In reality, the truth is much more nuanced than it may seem. True, having verifiable ownership of your assets has enormous perks. But the promise of “no middlemen and no insiders” has been really put to the test when regulations aren’t in place.
Still, handling your crypto assets through decentralized means offers a lot of benefits when compared to the downsides of banks and financial institutions:
- You get sole ownership of your tokens: We’re not talking about illicit assets here, but everyday people trying to get more bang for their buck, literally. When transacting with decentralized finance applications, the chances of your assets being frozen for obscure reasons, or businesses geo-blocking you are pretty much null.

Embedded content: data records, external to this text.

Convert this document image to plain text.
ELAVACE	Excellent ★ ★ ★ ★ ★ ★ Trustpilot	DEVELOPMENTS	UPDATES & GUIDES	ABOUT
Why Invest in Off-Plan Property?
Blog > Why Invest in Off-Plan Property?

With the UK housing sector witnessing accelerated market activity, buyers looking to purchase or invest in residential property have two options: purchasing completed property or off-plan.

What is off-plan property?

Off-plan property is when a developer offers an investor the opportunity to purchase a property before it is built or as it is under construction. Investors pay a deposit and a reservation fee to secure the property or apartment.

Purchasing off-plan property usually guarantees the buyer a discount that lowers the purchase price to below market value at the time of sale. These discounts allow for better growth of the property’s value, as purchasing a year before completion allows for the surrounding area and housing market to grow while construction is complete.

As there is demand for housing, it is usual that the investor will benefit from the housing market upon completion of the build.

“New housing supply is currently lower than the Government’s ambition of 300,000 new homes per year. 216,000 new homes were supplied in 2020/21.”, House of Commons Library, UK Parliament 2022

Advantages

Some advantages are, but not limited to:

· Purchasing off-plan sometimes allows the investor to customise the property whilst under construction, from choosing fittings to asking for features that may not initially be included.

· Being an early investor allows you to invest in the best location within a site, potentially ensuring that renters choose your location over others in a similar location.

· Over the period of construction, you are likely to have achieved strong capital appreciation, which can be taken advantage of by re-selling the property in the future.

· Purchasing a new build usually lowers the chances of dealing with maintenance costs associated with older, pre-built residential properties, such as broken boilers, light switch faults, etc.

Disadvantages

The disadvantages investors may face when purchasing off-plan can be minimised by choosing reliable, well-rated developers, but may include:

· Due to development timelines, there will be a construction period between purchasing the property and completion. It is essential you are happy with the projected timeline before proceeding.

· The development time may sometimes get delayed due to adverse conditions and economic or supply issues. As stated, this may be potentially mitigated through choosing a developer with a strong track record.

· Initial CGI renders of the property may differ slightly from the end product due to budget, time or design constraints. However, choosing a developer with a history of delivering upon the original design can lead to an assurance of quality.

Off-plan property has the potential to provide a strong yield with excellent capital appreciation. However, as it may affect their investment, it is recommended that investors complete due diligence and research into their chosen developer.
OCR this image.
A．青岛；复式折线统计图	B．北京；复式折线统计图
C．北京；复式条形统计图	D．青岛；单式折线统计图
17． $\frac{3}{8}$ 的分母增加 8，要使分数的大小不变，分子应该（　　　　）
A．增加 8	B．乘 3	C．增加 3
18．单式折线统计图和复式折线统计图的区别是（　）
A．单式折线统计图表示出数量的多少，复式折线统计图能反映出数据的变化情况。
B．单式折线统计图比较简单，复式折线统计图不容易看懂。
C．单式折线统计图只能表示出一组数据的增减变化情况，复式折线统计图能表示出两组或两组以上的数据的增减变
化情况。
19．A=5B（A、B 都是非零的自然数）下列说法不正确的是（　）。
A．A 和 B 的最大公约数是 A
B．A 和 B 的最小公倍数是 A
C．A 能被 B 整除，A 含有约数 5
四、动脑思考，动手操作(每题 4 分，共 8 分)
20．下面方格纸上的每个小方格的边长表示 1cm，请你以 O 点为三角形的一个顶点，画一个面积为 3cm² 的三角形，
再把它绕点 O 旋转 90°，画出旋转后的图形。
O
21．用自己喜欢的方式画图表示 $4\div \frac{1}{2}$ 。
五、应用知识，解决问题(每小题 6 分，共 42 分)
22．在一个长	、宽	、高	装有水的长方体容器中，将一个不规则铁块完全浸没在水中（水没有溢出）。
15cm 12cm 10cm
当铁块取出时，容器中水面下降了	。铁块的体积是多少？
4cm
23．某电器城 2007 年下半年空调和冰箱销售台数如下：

- Incentives are high: With no commissions to be paid to middlemen, lower operational costs overall and direct peer-to-peer trades; DeFi platforms can affor to offer you much higher returns on even the safest investments when compared to traditional institutions.
- Human bias is significantly reduced: Smart contract really are revolutionary. By applying this miraculous technology on financial exchanges, you can be assured your transactions will send back exactly what you traded for (which sometimes can lead to a monkey-paw scenario), and liquidity pools offer a more secure alternative to personally trading your tokens with other people.
Keep in mind, there’s somewhat of a learning curve to DeFi, being the only person responsible for your finances means there’s no safety nets either. If you chose to connect your wallet to the wrong smart contract or trust fishy websites promising unheard of returns, chances are you might get rekt.
How to Safely Participate in DeFi Protocols
DeFi gets a bad rep for being complex and sorta dangerous. In truth, it’s all a matter of how you approach the space, the promise of free money does attract a lot of the scammer crowd to DeFi. But if you know to keep a cool mind and exercise some critical thinking before connecting your wallet, you’ll be safe from most of the dangers out there.
- Know the Founders and Team: After the Terra/Luna fiasco and plenty others, it’s easy to forget how noteworthy of a figure some of these founders are. There’s truly no way to predict how people are going to react when things take a turn for the worse, but a quick scan through crypto twitter will help you filter out 90% of the scams. Also, the best DeFi projects are often DAOs, not lead by megalomaniacal figures or cults of personality.
- Trust the Established Players: Aave, Uniswap/Sushiswap, Curve; there’s a lot of trusted players in the DeFi scene. These platforms often pioneered their respective niches within the industry, and they’re dang good at what they do. Whenever in doubt, trust the established players.
- If it’s too good to be true… Then it probably isn’t. Any project offering you +1000% returns on your investment is usually looking to use you as their cash-out. There’s good enough yields to be made with more conservative investments, don’t let your greed get the best of you.